The manifest contract

ProjectionManifest is a protocol; codegen depends only on its small address-projection surface (kind, map_to_projected, to_dict). BaseProjectionManifest is a ready-to-use implementation that also carries collapse lineage. It deliberately separates two concerns:

  • Forwarding map (forwarding_map): removed addresses that are value-equivalent to a retained computation. Codegen queries this through map_to_projected only for public targets and series binding ranges, so internal-only collapses should leave it empty.
  • Collapse lineage (retained_to_collapsed_sources, removed_node_snapshots, collapsed_groups, formula_rewrites): which originals folded into each retained node, in dependency order, with original formulas and metadata. This is for audit and downstream refactoring and does not imply value-equivalence.

Writing a custom projection

Build the projected graph from a copy and record lineage on the manifest:

from excel_grapher.exporter import (
    BaseProjectionManifest, ProjectedNodeSnapshot, ProjectionResult,
    register_projection_manifest,
)

class SubgraphCollapse:
    def project(self, graph):
        projected = graph.copy()                      # never mutate the canonical graph
        # ... select a single-exit subgraph, then on `projected`:
        #     set_node_formula(root, inlined_formula, normalized_formula)  # substitute bodies
        #     add_edge(root, external_dep, ...)              # rewire to surviving deps
        #     remove_node(internal)                          # delete collapsed internals
        #     set_node_metadata(root, {"collapsed_from": [...]})  # tag the condensed node
        manifest = BaseProjectionManifest(
            kind="subgraph_collapse",
            forwarding_map={},                         # internal nodes are not forwarded
            retained_to_collapsed_sources={root: tuple(internals)},
            removed_node_snapshots={addr: ProjectedNodeSnapshot(...) for addr in internals},
            formula_rewrites=(),
            collapsed_groups=(),
        )
        return ProjectionResult(graph, projected, manifest)

# Enable serialization round-trips for the custom kind:
register_projection_manifest("subgraph_collapse", BaseProjectionManifest.from_dict)

Public graph-mutation primitives for projection authors: DependencyGraph.copy, set_node_formula, remove_node, set_node_metadata, add_edge. Compose steps with apply_projection(graph, [step_a, step_b]); multiple steps fold into a CompositeProjectionManifest that chains the forwarding map and preserves each component manifest (heterogeneous kinds supported).
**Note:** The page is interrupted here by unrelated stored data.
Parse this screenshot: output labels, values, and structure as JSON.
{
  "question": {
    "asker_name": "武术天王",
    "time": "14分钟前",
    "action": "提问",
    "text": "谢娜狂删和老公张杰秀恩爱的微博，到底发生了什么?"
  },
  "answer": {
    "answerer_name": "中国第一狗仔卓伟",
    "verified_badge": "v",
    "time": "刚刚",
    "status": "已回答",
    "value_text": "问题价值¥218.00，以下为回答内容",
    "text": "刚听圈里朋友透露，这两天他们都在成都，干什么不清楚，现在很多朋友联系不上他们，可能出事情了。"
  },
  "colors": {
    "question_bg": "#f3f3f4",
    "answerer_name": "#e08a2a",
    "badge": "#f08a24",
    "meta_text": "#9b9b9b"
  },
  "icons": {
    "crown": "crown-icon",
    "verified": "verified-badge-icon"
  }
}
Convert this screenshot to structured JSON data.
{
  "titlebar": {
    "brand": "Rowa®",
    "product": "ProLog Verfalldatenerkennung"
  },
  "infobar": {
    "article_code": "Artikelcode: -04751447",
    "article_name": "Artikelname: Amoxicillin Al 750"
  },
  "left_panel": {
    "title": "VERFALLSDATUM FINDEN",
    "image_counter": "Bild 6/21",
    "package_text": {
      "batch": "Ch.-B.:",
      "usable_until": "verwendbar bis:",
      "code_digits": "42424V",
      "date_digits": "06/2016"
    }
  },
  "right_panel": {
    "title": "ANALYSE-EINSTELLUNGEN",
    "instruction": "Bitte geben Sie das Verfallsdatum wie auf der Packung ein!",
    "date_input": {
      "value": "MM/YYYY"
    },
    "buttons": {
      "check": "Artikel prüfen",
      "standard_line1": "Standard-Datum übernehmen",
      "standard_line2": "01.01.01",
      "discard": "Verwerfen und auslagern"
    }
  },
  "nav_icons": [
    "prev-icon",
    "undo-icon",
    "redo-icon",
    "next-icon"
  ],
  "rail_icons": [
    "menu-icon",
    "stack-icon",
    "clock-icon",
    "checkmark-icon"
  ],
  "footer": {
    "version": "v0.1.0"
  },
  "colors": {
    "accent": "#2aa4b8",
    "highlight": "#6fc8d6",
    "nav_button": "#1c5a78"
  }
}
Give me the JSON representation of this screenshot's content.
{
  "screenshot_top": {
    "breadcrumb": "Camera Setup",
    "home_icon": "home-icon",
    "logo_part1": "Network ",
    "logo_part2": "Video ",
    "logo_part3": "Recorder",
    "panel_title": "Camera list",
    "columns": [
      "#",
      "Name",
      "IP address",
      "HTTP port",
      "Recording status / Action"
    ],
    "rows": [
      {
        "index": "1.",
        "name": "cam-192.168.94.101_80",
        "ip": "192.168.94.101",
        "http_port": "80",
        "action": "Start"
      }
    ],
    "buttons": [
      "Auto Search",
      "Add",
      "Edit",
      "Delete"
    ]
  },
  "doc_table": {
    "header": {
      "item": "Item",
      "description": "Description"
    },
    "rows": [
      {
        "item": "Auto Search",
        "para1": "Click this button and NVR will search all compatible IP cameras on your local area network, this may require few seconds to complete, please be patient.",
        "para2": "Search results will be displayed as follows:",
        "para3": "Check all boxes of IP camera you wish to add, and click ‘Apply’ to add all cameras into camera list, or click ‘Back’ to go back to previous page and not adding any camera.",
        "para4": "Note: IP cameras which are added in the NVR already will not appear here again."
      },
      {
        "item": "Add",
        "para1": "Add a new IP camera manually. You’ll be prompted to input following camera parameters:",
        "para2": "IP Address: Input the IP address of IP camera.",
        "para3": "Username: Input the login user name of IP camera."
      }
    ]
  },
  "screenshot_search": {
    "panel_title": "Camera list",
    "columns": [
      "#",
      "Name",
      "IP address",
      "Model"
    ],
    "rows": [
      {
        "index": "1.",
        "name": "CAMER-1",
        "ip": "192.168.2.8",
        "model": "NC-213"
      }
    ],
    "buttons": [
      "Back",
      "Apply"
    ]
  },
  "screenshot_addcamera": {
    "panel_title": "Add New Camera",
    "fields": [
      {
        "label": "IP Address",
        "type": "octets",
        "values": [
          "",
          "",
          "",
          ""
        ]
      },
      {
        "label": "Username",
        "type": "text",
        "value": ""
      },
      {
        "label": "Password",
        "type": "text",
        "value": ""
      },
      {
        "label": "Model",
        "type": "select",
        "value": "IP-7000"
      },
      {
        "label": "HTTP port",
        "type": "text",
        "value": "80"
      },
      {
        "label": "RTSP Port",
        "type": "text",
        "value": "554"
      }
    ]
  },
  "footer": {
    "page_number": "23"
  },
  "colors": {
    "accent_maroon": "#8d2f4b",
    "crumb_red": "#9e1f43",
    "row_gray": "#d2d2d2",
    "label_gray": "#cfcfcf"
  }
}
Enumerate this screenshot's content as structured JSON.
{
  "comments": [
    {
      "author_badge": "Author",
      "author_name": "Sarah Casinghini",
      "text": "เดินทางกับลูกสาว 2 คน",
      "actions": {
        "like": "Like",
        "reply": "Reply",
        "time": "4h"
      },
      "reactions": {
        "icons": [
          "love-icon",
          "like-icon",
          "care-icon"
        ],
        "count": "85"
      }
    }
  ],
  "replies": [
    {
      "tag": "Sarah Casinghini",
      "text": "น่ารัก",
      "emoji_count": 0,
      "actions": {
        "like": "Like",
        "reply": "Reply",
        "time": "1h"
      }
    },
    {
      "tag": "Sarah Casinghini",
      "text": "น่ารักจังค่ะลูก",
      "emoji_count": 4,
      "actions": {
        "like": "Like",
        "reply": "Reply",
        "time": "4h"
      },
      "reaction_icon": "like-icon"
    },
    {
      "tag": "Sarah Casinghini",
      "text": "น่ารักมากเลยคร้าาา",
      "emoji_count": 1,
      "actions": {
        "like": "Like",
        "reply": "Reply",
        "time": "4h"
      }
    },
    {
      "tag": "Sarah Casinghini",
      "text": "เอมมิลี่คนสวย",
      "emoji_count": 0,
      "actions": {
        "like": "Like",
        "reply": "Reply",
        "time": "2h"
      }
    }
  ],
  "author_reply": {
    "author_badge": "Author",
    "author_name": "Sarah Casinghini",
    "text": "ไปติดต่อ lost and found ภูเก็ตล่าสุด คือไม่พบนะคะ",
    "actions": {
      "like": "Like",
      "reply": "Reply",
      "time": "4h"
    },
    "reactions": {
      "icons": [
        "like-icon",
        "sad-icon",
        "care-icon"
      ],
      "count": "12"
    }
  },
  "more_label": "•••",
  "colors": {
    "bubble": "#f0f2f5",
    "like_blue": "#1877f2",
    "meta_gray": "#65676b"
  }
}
A parity-tested formula-inlining/subgraph-collapse engine is a planned follow-up; until then, authors own the substitution logic in their projection step. A config-driven registry for selecting projections (mirroring web viz layouts) may follow when needed.

Alignment status

Changes aligned in this release:

Deferred (no change needed yet):

  • Graph build hooks remain direct-only; a registry would add no value for one-off instrumentation.
  • Series docstring renderers stay lookup-only (no global registration); built-ins are fixed and custom renderers are passed inline.

Roadmap

  • Continue expanding three-way parity coverage: evaluator ↔︎ export runtime, evaluator ↔︎ Excel (cache and live automation where available), especially for representation-sensitive areas such as OFFSET, INDIRECT, LOOKUP, MATCH, and INDEX.
  • Refine the dynamic-reference configuration API and constraints tooling (e.g., validation helpers) as more real-world models and templates are integrated.